Charlotte soll Marco in ihrer Aussage schwer belasten. So beschuldigt sie ihn ausdrücklich der versuchten Vergewaltigung. Sie habe auf dem Bett geschlafen und sei von einem Schmerz im Unterleib wachgeworden, heißt es laut Medienberichten in dem Aussageprotokoll. Sie habe Marco einen Schlag verpasst und ihn weggeschubst. Daraufhin habe er von ihr abgelassen. Der Jugendliche beschreibt die Situation ganz anders. Nach seiner Version kam es zu einvernehmlichen Zärtlichkeiten.

Zeugen wurden in dem Prozess bisher kaum gehört. Auch wenn dadurch das Verfahren verlängert würde, ist das aus Sicht der Anwälte von Marco dringend erforderlich. Auch müsse sich das Mädchen den Fragen der Verteidiger stellen. "Die Aussage von Charlotte ist nicht verwertbar", sagt Marcos Anwalt Michael Nagel. Gleichzeitig sehen die Anwälte die vor der britischen Polizei gemachten Angaben Charlottes wegen enthaltener Unstimmigkeiten als Beweis dafür an, dass Marco unschuldig sei. Den Gang vor den Europäischen Gerichtshof wollen sie deshalb womöglich noch verschieben.

Als ob der Fall nicht schon kompliziert genug wäre, sorgte kürzlich auch der Vorsitzende Richter für Verwirrung. Er hatte beantragt, das Verfahren gegen Marco abzugeben. Der Antrag wurde vom Gericht abgelehnt, eine Begründung fehlt bis heute.

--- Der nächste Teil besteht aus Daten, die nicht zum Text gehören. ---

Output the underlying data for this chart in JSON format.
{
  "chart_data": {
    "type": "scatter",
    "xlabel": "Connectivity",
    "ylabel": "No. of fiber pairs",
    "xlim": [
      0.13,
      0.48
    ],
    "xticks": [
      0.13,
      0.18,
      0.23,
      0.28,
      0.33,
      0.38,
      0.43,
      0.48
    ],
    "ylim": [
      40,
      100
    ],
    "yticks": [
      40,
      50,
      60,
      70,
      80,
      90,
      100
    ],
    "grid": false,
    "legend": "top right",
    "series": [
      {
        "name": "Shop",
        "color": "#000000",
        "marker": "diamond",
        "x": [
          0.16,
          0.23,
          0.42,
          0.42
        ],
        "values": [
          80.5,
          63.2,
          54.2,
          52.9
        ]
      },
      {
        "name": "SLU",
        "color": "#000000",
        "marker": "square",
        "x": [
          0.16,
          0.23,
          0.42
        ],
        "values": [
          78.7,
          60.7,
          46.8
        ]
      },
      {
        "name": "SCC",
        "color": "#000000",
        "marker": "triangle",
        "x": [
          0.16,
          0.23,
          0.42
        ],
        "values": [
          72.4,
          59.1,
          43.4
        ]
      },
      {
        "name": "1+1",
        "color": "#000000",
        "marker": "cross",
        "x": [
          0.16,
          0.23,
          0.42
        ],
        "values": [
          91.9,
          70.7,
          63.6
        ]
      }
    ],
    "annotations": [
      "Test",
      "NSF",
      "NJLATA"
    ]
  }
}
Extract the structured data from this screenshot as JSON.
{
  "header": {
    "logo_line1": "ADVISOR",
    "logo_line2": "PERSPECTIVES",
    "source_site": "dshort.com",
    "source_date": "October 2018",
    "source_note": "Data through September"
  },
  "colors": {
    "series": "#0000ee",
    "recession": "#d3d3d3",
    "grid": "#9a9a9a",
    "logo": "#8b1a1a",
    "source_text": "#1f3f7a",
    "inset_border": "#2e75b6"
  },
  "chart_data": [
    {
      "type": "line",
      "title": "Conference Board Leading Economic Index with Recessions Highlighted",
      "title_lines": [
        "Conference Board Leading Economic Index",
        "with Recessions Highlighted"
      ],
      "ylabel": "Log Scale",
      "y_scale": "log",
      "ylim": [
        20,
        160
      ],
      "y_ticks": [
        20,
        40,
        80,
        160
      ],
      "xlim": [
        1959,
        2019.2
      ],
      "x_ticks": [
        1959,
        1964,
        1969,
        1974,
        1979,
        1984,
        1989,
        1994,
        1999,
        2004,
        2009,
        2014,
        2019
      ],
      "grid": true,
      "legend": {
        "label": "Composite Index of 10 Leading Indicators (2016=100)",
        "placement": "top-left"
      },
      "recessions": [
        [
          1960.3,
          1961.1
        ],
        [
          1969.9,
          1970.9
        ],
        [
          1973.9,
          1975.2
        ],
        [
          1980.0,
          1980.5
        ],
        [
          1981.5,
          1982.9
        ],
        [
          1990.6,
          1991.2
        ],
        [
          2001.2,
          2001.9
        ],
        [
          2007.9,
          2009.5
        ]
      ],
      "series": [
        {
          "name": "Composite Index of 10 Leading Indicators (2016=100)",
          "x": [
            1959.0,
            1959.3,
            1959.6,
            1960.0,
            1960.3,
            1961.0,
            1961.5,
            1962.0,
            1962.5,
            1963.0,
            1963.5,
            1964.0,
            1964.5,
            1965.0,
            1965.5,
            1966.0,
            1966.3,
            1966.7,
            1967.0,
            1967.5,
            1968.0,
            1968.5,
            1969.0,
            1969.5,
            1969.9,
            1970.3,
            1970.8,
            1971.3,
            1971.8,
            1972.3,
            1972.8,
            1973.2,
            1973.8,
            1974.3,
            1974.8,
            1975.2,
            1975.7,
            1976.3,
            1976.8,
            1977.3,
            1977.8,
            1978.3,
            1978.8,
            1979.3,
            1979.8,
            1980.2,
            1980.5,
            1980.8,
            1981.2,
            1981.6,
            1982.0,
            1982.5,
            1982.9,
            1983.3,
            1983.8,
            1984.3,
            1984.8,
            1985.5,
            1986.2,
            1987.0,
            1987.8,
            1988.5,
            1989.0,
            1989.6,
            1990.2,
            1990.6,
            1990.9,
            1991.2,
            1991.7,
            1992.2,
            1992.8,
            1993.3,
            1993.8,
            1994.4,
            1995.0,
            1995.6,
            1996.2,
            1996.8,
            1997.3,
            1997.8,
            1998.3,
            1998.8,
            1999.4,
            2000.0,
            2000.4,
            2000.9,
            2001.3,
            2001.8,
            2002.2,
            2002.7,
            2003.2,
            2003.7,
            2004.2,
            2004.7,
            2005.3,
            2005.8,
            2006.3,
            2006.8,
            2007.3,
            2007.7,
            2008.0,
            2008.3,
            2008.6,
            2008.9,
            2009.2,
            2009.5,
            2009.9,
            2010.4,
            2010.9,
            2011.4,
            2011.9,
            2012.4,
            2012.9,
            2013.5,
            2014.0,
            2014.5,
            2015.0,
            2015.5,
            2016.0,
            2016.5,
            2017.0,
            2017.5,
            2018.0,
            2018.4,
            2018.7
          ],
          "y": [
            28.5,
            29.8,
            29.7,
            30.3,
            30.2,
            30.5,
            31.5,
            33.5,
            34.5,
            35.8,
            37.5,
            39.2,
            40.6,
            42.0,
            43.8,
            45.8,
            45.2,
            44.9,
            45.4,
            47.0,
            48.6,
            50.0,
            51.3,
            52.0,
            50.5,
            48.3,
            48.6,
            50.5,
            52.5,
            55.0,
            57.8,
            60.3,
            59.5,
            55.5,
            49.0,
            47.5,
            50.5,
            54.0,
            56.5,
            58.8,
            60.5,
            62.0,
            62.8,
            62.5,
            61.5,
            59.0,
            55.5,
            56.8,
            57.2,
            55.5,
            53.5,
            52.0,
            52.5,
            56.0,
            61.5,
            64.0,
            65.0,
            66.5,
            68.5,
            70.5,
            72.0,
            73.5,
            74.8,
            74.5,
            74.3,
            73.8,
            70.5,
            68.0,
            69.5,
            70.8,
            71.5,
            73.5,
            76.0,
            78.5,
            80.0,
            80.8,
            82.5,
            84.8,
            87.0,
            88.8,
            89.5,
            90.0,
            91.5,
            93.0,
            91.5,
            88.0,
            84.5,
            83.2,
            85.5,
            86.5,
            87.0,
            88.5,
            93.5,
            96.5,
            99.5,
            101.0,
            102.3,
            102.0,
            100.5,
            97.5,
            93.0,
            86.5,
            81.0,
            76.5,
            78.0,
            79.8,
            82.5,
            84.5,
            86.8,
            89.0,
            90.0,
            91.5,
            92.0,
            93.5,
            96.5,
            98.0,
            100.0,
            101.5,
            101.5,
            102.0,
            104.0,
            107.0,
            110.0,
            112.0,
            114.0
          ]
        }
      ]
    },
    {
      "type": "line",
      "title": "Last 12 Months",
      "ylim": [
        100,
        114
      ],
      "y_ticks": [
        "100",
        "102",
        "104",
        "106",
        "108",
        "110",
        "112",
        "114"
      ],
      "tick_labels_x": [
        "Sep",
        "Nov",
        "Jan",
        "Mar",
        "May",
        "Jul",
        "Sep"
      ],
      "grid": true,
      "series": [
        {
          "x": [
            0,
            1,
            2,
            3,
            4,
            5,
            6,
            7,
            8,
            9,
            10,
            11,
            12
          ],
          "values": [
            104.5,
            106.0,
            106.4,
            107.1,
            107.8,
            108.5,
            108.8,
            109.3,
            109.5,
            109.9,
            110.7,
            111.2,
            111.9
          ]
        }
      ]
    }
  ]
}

Inzwischen können auch Freunde und Bekannte von Marco kaum noch abschätzen, was am Dienstag in Antalya passieren wird. "Was wir hoffen, ist klar, aber was passiert, weiß keiner", sagt Frank Preetz, einer der Organisatoren der Mahnwache. Mit Blick auf Weihnachten gehe es jetzt um den "Seelenfrieden der beiden Familien". Deshalb solle Marco endlich freikommen, sagt Preetz und fügt hinzu, was Marcos Vater erst kürzlich zu ihm sagte: "Weihnachten ohne Marco ist kein Weihnachten".